Ох, горяч, необыкновенно горяч г. Волынский! Еще первые два слова из того, что он говорит, можно понять, а уж дальше ничего не разберешь!..
«Задача» идеализма заключается также и в том, чтобы выдвинуть человеческую волю, как рычаг для перестройки грубых форм исторического существования.
Прекрасно. Но взглянем на это дело при «свете сознания».
По учению великих идеалистов первой половины нашего века, историческое развитие человечества вовсе не есть продукт свободной воли людей. Совершенно наоборот. История ведет человечество к свободе, но задача философии заключается в том, чтобы понять это. движение, как необходимое. Разумеется, ни люди вообще, ни великие исторические деятели в частности не лишены воли; но их воля в каждом своем, будто бы совершенно свободном, самоопределении всецело подпишется необходимости. При том же люди никогда не охватывают своих поступков во всей полноте их будущих последствий. Поэтому историческое движение в весьма значительной степени совершается совершенно независимо от человеческого сознания и человеческой воли. Так представлялось дело Шеллингу и Гегелю, когда они смотрели на него с теоретической точки зрения. Переходя к практическим вопросам, они, конечно, должны были взглянуть на него с другой стороны.

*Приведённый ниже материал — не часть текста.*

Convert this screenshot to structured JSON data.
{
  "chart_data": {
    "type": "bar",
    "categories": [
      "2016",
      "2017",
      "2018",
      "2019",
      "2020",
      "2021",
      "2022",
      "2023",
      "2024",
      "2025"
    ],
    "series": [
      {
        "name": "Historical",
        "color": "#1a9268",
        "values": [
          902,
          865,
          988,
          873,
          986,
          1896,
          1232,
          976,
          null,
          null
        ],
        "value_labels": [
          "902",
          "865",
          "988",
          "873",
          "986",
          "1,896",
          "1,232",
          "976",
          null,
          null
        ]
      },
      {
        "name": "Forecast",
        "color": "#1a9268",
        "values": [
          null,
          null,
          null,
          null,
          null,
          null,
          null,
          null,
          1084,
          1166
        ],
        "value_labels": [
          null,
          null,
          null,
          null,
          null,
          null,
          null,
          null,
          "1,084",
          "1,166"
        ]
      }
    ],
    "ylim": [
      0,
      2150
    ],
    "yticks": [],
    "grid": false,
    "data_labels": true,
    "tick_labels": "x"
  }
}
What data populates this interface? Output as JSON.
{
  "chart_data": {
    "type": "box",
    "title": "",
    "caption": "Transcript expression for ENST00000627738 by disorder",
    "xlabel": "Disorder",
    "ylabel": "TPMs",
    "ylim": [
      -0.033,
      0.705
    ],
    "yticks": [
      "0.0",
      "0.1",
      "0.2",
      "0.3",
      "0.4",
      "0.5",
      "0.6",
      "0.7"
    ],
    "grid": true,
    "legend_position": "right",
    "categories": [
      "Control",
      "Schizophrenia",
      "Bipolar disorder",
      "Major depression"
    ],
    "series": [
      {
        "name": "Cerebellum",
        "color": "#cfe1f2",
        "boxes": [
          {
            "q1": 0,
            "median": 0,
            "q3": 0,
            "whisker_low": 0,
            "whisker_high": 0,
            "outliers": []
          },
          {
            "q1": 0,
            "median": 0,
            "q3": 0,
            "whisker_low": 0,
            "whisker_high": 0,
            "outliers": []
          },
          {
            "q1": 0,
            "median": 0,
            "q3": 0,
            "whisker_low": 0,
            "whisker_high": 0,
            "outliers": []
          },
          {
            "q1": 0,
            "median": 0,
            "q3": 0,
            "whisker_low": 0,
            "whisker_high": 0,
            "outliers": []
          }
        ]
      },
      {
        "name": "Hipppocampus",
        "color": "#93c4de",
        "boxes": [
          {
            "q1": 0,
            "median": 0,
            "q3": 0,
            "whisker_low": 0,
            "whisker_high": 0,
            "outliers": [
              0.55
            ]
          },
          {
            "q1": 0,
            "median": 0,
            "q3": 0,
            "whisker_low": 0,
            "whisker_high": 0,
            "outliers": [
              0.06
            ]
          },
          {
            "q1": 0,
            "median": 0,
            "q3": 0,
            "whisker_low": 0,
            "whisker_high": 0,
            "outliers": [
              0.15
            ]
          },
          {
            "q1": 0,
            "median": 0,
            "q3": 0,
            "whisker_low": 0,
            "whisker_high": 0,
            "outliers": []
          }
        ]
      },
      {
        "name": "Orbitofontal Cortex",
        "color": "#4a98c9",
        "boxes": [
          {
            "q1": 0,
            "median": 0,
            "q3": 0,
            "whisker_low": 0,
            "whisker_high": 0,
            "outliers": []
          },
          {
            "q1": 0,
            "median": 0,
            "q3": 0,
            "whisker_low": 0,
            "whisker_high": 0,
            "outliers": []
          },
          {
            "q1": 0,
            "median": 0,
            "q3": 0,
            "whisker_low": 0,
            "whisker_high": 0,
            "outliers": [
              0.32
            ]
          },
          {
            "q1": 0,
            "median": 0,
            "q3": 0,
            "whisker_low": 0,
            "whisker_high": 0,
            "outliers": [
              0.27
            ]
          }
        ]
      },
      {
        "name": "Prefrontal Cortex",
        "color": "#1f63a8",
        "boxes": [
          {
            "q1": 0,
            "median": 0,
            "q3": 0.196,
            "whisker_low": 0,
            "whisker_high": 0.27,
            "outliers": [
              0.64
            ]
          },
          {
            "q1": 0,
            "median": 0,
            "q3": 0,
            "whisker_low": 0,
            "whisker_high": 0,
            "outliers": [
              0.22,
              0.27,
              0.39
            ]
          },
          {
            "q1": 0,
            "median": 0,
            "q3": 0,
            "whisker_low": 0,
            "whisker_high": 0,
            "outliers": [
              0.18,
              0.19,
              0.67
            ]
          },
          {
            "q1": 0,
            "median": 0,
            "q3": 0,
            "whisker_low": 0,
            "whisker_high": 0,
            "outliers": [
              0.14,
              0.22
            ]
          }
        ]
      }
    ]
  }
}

В своем самоопределении воля подчиняется необходимости. Но, как бы ни было необходимо всякое данное ее определение (т. е. как бы да была призрачна наша внутренняя свобода), воля людей, раз определившись, становится источником действия, а следовательно, также и причиной общественных явлений. Человек не сознает того процесса, которым определяется его воля; но он более или менее ясно сознает результаты этого процесса, т. е. он знает, что в данную минуту он хочет действовать так, а не иначе. Когда мы добиваемся какой-нибудь практической цели, когда мы стремимся, например, отменить то или другое устарелое общественное учреждение, мы стараемся поступать так, чтобы воля окружающих нас людей определилась именно сообразно нашему желанию. Мы убеждаем их, мы спорим с ними, мы взываем к их чувству. Это наше влияние на них непременно войдет в число условий, которыми определится их воля. Процесс ее определения будет в этом случае, как и всегда, необходимым процессом; но в раз таре нашей агитации мы совершенно позабудем об этом. Наше внимание сосредоточится не на том обстоятельстве, что воля людей является следствием, а на том, что она бывает, причиной, т. е. в данном случае может вызвать желательные для нас изменения в общественном быту. Таким образом на практике мы будем считаться с волею людей, как будто бы она была свободна. Поступать иначе совершенно невозможно по самой природе явления, называемого самоопределением человеческой воли.